As I mentioned, the precedence was the MUSAC. In the foyer of the MUSAC, two large skylights join. There is positive space, expressed in white, where the light from the skylights reflects off the vertical surfaces intersecting with a negative space, expressed in black, where the light is in shadow. At the junction of the two adjacent positive spaces, there appears to be no separation between the two, they seem to touch. They appear like two boxes just touching at the corner, the slightest movement of these boxes and light would break through.
The MUSAC Contemporary Art Museum building designed by Spanish studio Mansilla + Tuñón has uplifted the city of Lèon since 1 April 2005
In the MUSAC, the vertical corners of the adjoining skylights taper to a point. The taper is vertical; so the junction is in the horizontal plane. The boxes are only touching at this lowest point. This allows structure behind the cladding to link the boxes together down the length of the box.
The challenge at the 3X2≠3+3 was different. The taper is horizontal and the junction is in the vertical plane. The MUSAC uses gravity to its advantage, 3X2≠3+3 is fighting against gravity. With the MUSAC the junction was vertical, running with gravity, the 3X2≠3+3 was not only horizontal, fighting against gravity, but on the external façade subject to wind. Turn this sideways creates structural complications. The loads are different. Another important diffence is that taper at the MUSAC was several metres long. We were trying to do the same trick at 3X2≠3+3 in a few hundred millimetres.
The original solution was to run a column from the ground up to the roof through the middle of the façade. This column was initially sized as a 200 x 100 RHS. With 100 as the width of the column. This means that the windows, not including the frame would be 100mm apart. The question was then, can this be made thinner? Because this column was in compression, and susceptible to buckling, it needed to be 100mm wide.
The initial proposal, with a central, full height, vertical column.

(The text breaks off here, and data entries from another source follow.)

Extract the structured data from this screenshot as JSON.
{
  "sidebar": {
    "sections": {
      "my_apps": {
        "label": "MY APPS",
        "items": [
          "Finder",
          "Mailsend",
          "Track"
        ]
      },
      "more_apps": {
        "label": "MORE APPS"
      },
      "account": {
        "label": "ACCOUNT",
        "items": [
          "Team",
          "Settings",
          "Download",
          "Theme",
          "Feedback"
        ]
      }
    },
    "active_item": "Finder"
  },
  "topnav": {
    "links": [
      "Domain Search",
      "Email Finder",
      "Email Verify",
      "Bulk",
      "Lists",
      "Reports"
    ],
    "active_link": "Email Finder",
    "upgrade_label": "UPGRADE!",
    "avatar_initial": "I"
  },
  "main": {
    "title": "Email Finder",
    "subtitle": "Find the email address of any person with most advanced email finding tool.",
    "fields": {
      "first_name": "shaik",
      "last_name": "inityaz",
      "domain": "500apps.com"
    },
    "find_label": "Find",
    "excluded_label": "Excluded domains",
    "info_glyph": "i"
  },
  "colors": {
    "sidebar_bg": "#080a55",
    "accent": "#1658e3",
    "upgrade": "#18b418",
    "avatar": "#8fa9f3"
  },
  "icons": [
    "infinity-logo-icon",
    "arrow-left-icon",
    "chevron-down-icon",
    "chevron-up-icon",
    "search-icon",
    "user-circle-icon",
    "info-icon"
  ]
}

The question then arose, if it is the compression which is driving such a big size, can we put the column into tension. And that is where the solution came from. Rather than have the column running up from the ground, why don’t we have it hang from the roof. We landed on the solution: the plate hanger. This plate hanger was the key moment. Steel is great in tension. Steel in compression or bending needs to be larger. But the hanger was only in tension and that is the key. It could be thin. This allowed the glass to come close together.
The intial proposal where the horizontal transom aligns.
This hanger offered another opportunity. The transom running across the facade was initially proposed to be continuous from one side to the other. The introduction of the hanger allowed for the transom to be offset where it joined the hanger. This offset of the transom allowed the adjacent glass panels to align top and bottom.